$S$ is an order relation if and only if:
- $S$ is reflexive, so $(a,a) \in S$
- $S$ is anti-symmetric. This is not the same as not symmetric! Rather, you need to prove that if both $(a,b) \in S$ and $(b,a) \in S$ then $a=b$.
- $S$ is transitive, so if $(a,b) \in S$ and $(b,c) \in S$, then $(a,c) \in S$.
Since $a$ and $a$ have the same number of prime factors and $\left| a - \frac{100}{3} \right| = \left| a - \frac{100}{3} \right|$, $S$ is reflexive.
$(a,b) \in S$ and $(b,a) \in S$ imply $\left| b - \frac{100}{3} \right| \leq \left| a - \frac{100}{3} \right|$ and $\left| a - \frac{100}{3} \right| \leq \left| b - \frac{100}{3} \right|$, so $\left| a - \frac{100}{3} \right| = \left| b - \frac{100}{3} \right|$, so $a - \frac{100}{3} = b - \frac{100}{3}$ or $a - \frac{100}{3} = \frac{100}{3}-b$. This means $a=b$ or $a=\frac{200}{3}-b$, but the latter can't be satisfied by positive integers $a,b$, so $a=b$. Therefore $S$ is anti-symmetric.

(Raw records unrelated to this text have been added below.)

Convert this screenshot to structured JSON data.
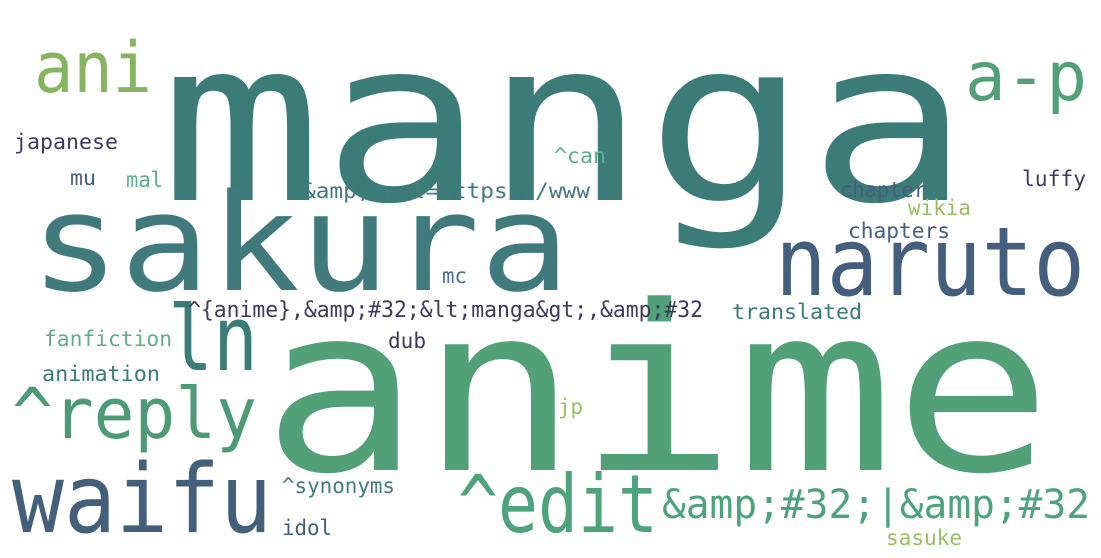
{
  "words": [
    {
      "text": "manga",
      "color": "#3b7b78"
    },
    {
      "text": "anime",
      "color": "#52a077"
    },
    {
      "text": "sakura",
      "color": "#417a7c"
    },
    {
      "text": "naruto",
      "color": "#445f7d"
    },
    {
      "text": "waifu",
      "color": "#435f7a"
    },
    {
      "text": "^edit",
      "color": "#4ea27c"
    },
    {
      "text": "^reply",
      "color": "#4d9a77"
    },
    {
      "text": "ani",
      "color": "#86b55f"
    },
    {
      "text": "a-p",
      "color": "#52a077"
    },
    {
      "text": "ln",
      "color": "#3b7b78"
    },
    {
      "text": "&amp;#32;|&amp;#32",
      "color": "#4ea27c"
    },
    {
      "text": "^{anime},&amp;#32;&lt;manga&gt;,&amp;#32",
      "color": "#3e3a5c"
    },
    {
      "text": "&amp;text=https://www",
      "color": "#437a80"
    },
    {
      "text": "japanese",
      "color": "#3e3a5c"
    },
    {
      "text": "^can",
      "color": "#5fae86"
    },
    {
      "text": "mu",
      "color": "#445f7d"
    },
    {
      "text": "mal",
      "color": "#5fae86"
    },
    {
      "text": "chapter",
      "color": "#445f7d"
    },
    {
      "text": "wikia",
      "color": "#9abf5f"
    },
    {
      "text": "luffy",
      "color": "#3e3a5c"
    },
    {
      "text": "chapters",
      "color": "#445f7d"
    },
    {
      "text": "mc",
      "color": "#4a6f86"
    },
    {
      "text": "translated",
      "color": "#3b7b78"
    },
    {
      "text": "fanfiction",
      "color": "#5fae86"
    },
    {
      "text": "dub",
      "color": "#3e3a5c"
    },
    {
      "text": "animation",
      "color": "#3b7b78"
    },
    {
      "text": "jp",
      "color": "#9abf5f"
    },
    {
      "text": "^synonyms",
      "color": "#437a80"
    },
    {
      "text": "idol",
      "color": "#445f7d"
    },
    {
      "text": "sasuke",
      "color": "#9abf5f"
    }
  ]
}
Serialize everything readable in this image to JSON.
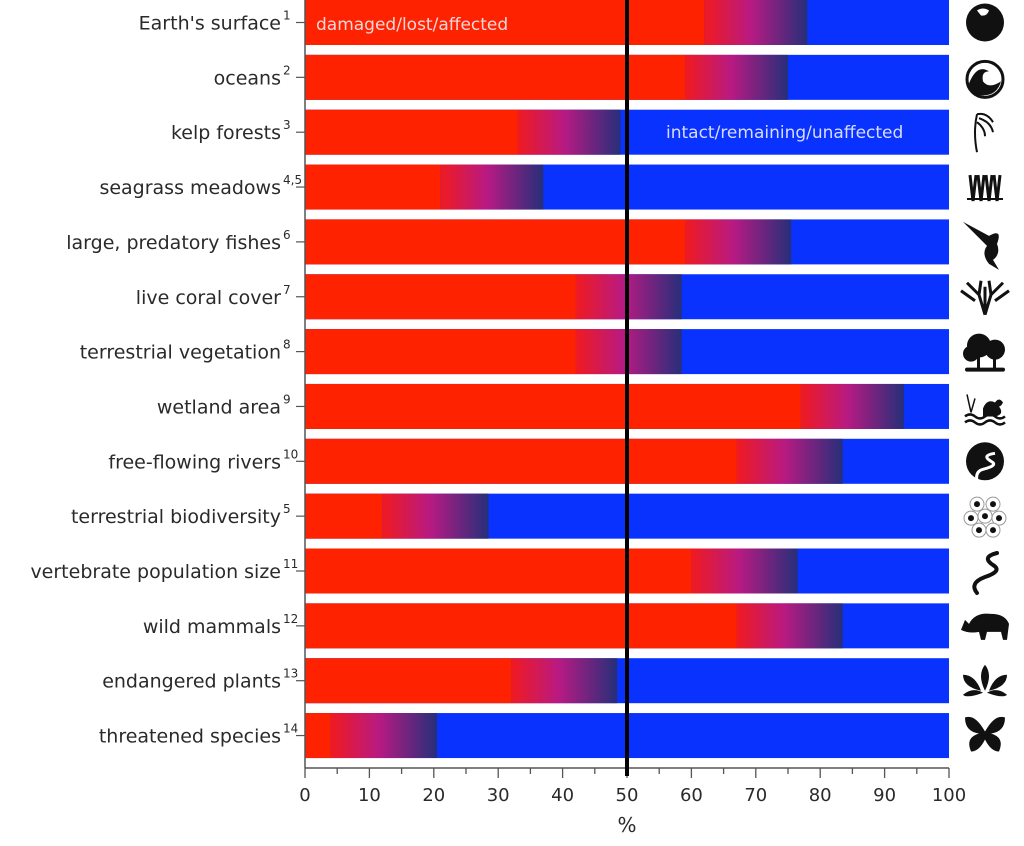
{
  "chart_data": {
    "type": "bar",
    "orientation": "horizontal",
    "stacked": true,
    "title": "",
    "xlabel": "%",
    "ylabel": "",
    "xlim": [
      0,
      100
    ],
    "xticks": [
      0,
      10,
      20,
      30,
      40,
      50,
      60,
      70,
      80,
      90,
      100
    ],
    "reference_line": 50,
    "grid": false,
    "colors": {
      "damaged": "#ff2200",
      "gradient_start": "#f01a20",
      "gradient_mid": "#b81a82",
      "gradient_end": "#262f7a",
      "intact": "#0a32ff",
      "reference_line": "#000000"
    },
    "annotations": {
      "damaged": "damaged/lost/affected",
      "intact": "intact/remaining/unaffected"
    },
    "legend": "none",
    "categories": [
      {
        "label": "Earth's surface",
        "ref": "1",
        "icon": "globe-icon"
      },
      {
        "label": "oceans",
        "ref": "2",
        "icon": "wave-icon"
      },
      {
        "label": "kelp forests",
        "ref": "3",
        "icon": "kelp-icon"
      },
      {
        "label": "seagrass meadows",
        "ref": "4,5",
        "icon": "seagrass-icon"
      },
      {
        "label": "large, predatory fishes",
        "ref": "6",
        "icon": "marlin-icon"
      },
      {
        "label": "live coral cover",
        "ref": "7",
        "icon": "coral-icon"
      },
      {
        "label": "terrestrial vegetation",
        "ref": "8",
        "icon": "trees-icon"
      },
      {
        "label": "wetland area",
        "ref": "9",
        "icon": "wetland-duck-icon"
      },
      {
        "label": "free-flowing rivers",
        "ref": "10",
        "icon": "river-icon"
      },
      {
        "label": "terrestrial biodiversity",
        "ref": "5",
        "icon": "biodiversity-icon"
      },
      {
        "label": "vertebrate population size",
        "ref": "11",
        "icon": "snake-icon"
      },
      {
        "label": "wild mammals",
        "ref": "12",
        "icon": "rhino-icon"
      },
      {
        "label": "endangered plants",
        "ref": "13",
        "icon": "lotus-icon"
      },
      {
        "label": "threatened species",
        "ref": "14",
        "icon": "butterfly-icon"
      }
    ],
    "series": [
      {
        "name": "damaged/lost/affected (lower estimate)",
        "values": [
          62,
          59,
          33,
          21,
          59,
          42,
          42,
          77,
          67,
          12,
          60,
          67,
          32,
          4
        ]
      },
      {
        "name": "damaged/lost/affected (upper estimate)",
        "values": [
          78,
          75,
          49,
          37,
          75.5,
          58.5,
          58.5,
          93,
          83.5,
          28.5,
          76.5,
          83.5,
          48.5,
          20.5
        ]
      },
      {
        "name": "intact/remaining/unaffected (total)",
        "values": [
          100,
          100,
          100,
          100,
          100,
          100,
          100,
          100,
          100,
          100,
          100,
          100,
          100,
          100
        ]
      }
    ]
  }
}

If $a$ and $b$ have the same number of prime factors and $b$ and $c$ have the same number of prime factors, clearly $a$ and $c$ also have the same number of prime factors. Also $\left| a - \frac{100}{3} \right| \leq \left| b - \frac{100}{3} \right|$ and $\left| b - \frac{100}{3} \right| \leq \left| c - \frac{100}{3} \right|$, so $\left| a - \frac{100}{3} \right| \leq \left| c - \frac{100}{3} \right|$. Hence $S$ is transitive.